@informateur.ci- Le bras de fer se poursuit autour des stocks résiduels de cacao de la campagne 2025-2026 en Côte d’Ivoire. Le Collectif des Sociétés Coopératives et Acheteurs de Côte d’Ivoire annonce vouloir engager une démarche judiciaire contre le Conseil du Café-Cacao (CCC), après la décision de mettre fin à l’opération de rachat d’urgence de cacao.
Dans un communiqué adressé à ses membres, le collectif rappelle que le directeur général du Conseil du Café-Cacao, Yves Brahima Koné, avait déclaré, le 14 janvier 2026, que l’ensemble de la production ivoirienne de cacao serait acheté. Quelques jours plus tard, le 29 janvier, le lancement officiel du programme de rachat avait cependant fixé l’opération à un volume de 100 000 tonnes.
Le 5 août 2026, le Conseil du Café-Cacao a annoncé la fin de cette opération, précisant que le dispositif n’avait jamais eu pour objectif de racheter la totalité des stocks résiduels au-delà des 100 000 tonnes ciblées. Une position vivement contestée par le collectif, qui affirme que d’importantes quantités de cacao restent encore stockées chez certains opérateurs.
Au cœur des revendications figure la question de la transparence sur les bénéficiaires de l’opération. Le collectif déplore notamment l’absence de publication d’une liste nominative des quelque 1 400 coopératives ayant participé à l’inventaire annoncé par le CCC avec l’Organe interprofessionnel du Café-Cacao (OIA-Café-Cacao).
Selon les responsables du collectif, aucune donnée publique ne permettrait de connaître précisément les volumes retirés par coopérative ou par zone. Cette situation alimente, selon eux, des interrogations sur l’équité de la répartition des volumes rachetés.
Le collectif reconnaît toutefois que le régulateur peut invoquer la confidentialité des données commerciales, les informations financières et logistiques concernant les entreprises et coopératives. Il estime néanmoins que cette justification ne suffit pas à répondre aux préoccupations des acteurs directement concernés.
Pour les coopératives, acheteurs et producteurs non servis, la persistance de stocks résiduels constitue un autre motif d’inquiétude.

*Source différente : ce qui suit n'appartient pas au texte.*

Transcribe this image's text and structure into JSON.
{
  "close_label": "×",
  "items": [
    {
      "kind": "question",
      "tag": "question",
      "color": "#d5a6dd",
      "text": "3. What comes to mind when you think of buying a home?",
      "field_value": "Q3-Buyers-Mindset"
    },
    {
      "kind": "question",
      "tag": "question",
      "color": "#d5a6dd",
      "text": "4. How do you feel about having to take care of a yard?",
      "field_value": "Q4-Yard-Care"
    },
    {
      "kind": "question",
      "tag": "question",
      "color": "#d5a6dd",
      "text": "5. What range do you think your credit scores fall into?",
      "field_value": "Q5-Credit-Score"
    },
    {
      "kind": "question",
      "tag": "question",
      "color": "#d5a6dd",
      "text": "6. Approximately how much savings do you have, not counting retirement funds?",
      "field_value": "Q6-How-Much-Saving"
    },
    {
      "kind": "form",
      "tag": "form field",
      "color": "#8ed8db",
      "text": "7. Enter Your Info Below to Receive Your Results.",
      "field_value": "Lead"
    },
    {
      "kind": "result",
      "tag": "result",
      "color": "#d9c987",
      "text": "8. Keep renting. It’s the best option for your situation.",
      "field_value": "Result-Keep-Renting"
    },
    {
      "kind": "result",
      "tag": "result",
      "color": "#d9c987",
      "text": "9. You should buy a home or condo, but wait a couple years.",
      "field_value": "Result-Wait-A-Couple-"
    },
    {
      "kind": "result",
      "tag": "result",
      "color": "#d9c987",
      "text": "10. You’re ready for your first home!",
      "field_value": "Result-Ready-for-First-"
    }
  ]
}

Le collectif estime que l’absence de données détaillées rend difficile toute vérification indépendante de l’efficacité et de l’équité de l’opération.

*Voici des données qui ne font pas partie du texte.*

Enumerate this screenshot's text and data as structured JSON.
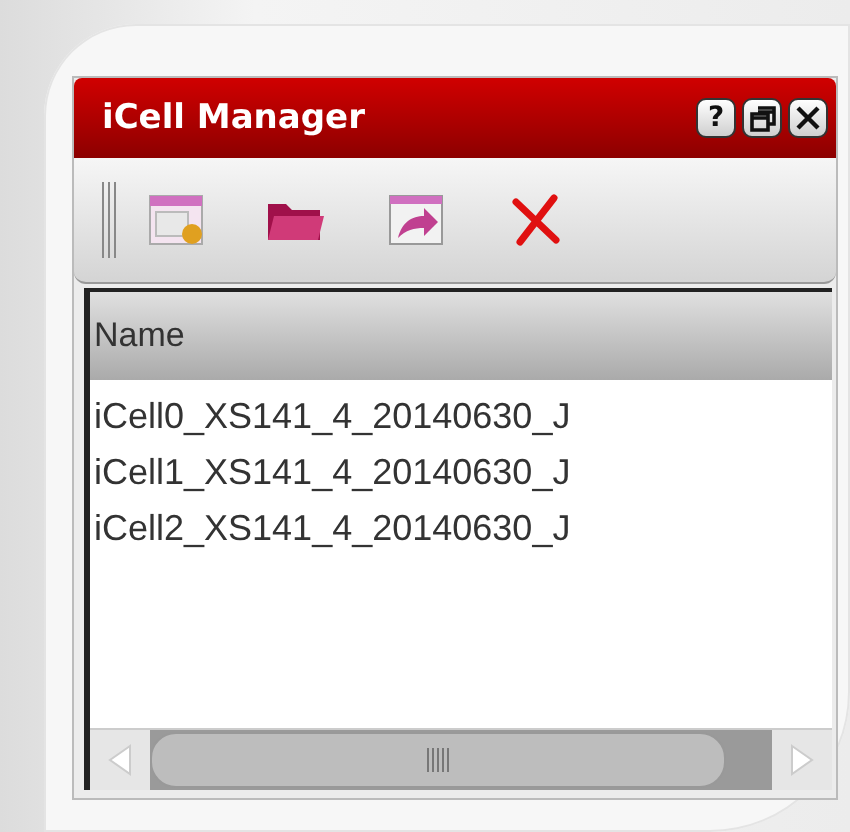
{
  "window": {
    "title": "iCell Manager",
    "title_buttons": [
      "?"
    ]
  },
  "toolbar": {
    "tools": [
      {
        "kind": "new"
      },
      {
        "kind": "open"
      },
      {
        "kind": "export"
      },
      {
        "kind": "delete"
      }
    ]
  },
  "list": {
    "columns": [
      "Name"
    ],
    "rows": [
      {
        "name": "iCell0_XS141_4_20140630_J"
      },
      {
        "name": "iCell1_XS141_4_20140630_J"
      },
      {
        "name": "iCell2_XS141_4_20140630_J"
      }
    ]
  }
}
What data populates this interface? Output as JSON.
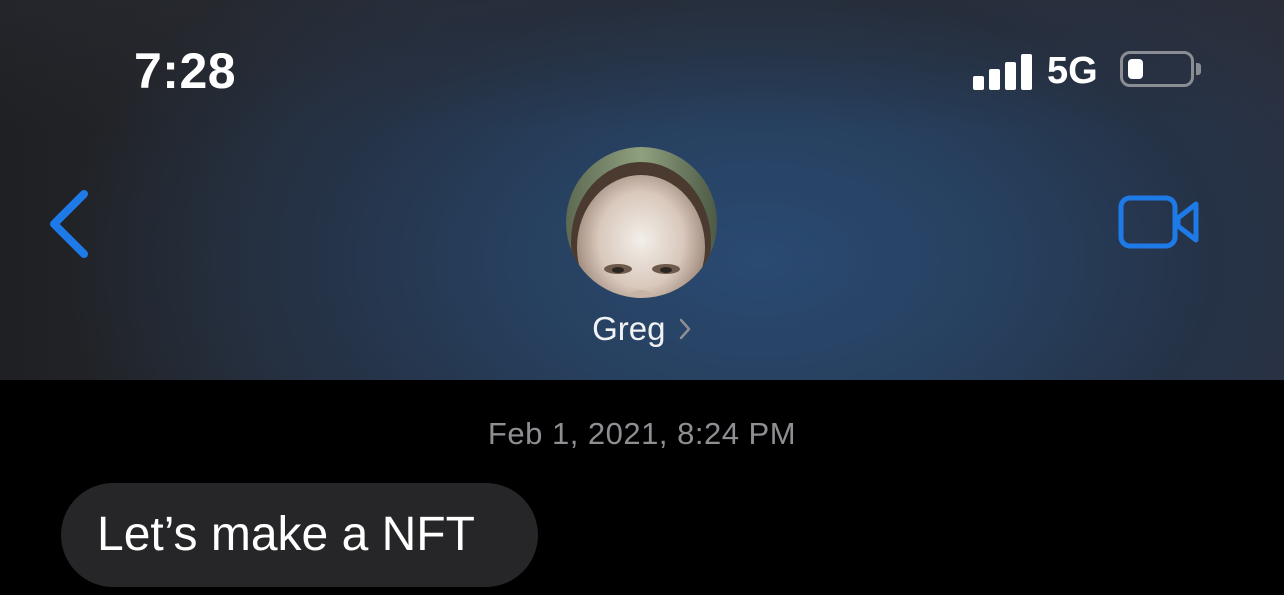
{
  "status_bar": {
    "time": "7:28",
    "network": "5G",
    "signal_bars_filled": 4,
    "battery_level_percent": 25
  },
  "nav": {
    "back_icon": "chevron-left-icon",
    "video_icon": "video-camera-icon",
    "contact": {
      "name": "Greg",
      "avatar_icon": "contact-photo"
    }
  },
  "conversation": {
    "timestamp": "Feb 1, 2021, 8:24 PM",
    "messages": [
      {
        "direction": "incoming",
        "text": "Let’s make a NFT"
      }
    ]
  },
  "colors": {
    "accent": "#1e7ae6",
    "bubble_incoming": "#262628",
    "timestamp_text": "#8e8e93",
    "background": "#000000"
  }
}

Face à cette situation, l’organisation appelle ses membres à rester mobilisés, tout en insistant sur le caractère pacifique et légal de sa démarche. Elle demande également la constitution rapide d’un collectif d’avocats afin d’examiner les voies de recours et de défendre les intérêts de ses membres.

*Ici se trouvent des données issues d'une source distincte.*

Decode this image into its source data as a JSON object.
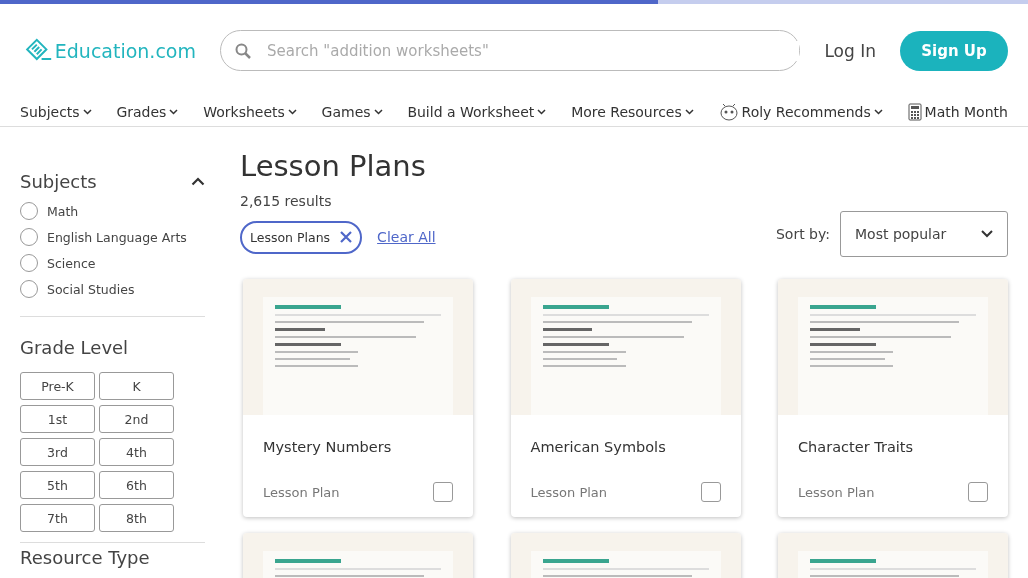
{
  "loading_bar": {
    "level": 0.64
  },
  "header": {
    "logo": "Education.com",
    "search": {
      "placeholder": "Search \"addition worksheets\""
    },
    "login": "Log In",
    "signup": "Sign Up"
  },
  "nav": [
    {
      "label": "Subjects",
      "kind": "plain"
    },
    {
      "label": "Grades",
      "kind": "plain"
    },
    {
      "label": "Worksheets",
      "kind": "plain"
    },
    {
      "label": "Games",
      "kind": "plain"
    },
    {
      "label": "Build a Worksheet",
      "kind": "plain"
    },
    {
      "label": "More Resources",
      "kind": "plain"
    },
    {
      "label": "Roly Recommends",
      "kind": "roly"
    },
    {
      "label": "Math Month",
      "kind": "calculator"
    }
  ],
  "sidebar": {
    "subjects": {
      "title": "Subjects",
      "expanded": true,
      "items": [
        {
          "label": "Math",
          "selected": false
        },
        {
          "label": "English Language Arts",
          "selected": false
        },
        {
          "label": "Science",
          "selected": false
        },
        {
          "label": "Social Studies",
          "selected": false
        }
      ]
    },
    "grade_level": {
      "title": "Grade Level",
      "grades": [
        {
          "label": "Pre-K",
          "selected": false
        },
        {
          "label": "K",
          "selected": false
        },
        {
          "label": "1st",
          "selected": false
        },
        {
          "label": "2nd",
          "selected": false
        },
        {
          "label": "3rd",
          "selected": false
        },
        {
          "label": "4th",
          "selected": false
        },
        {
          "label": "5th",
          "selected": false
        },
        {
          "label": "6th",
          "selected": false
        },
        {
          "label": "7th",
          "selected": false
        },
        {
          "label": "8th",
          "selected": false
        }
      ]
    },
    "next_section": {
      "title": "Resource Type"
    }
  },
  "main": {
    "title": "Lesson Plans",
    "results": "2,615 results",
    "filter_chip": "Lesson Plans",
    "clear_all": "Clear All",
    "sort_label": "Sort by:",
    "sort_value": "Most popular",
    "cards": [
      {
        "title": "Mystery Numbers",
        "type": "Lesson Plan",
        "checked": false
      },
      {
        "title": "American Symbols",
        "type": "Lesson Plan",
        "checked": false
      },
      {
        "title": "Character Traits",
        "type": "Lesson Plan",
        "checked": false
      }
    ]
  }
}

«Notre combat n’est dirigé contre personne», affirme le collectif, qui dit vouloir défendre les droits, les investissements et la survie économique des opérateurs concernés.
Le Collectif des Sociétés Coopératives et Acheteurs assure ainsi vouloir poursuivre ses actions « dans le strict respect de la loi ». Il promet de communiquer ultérieurement sur les prochaines étapes de sa démarche.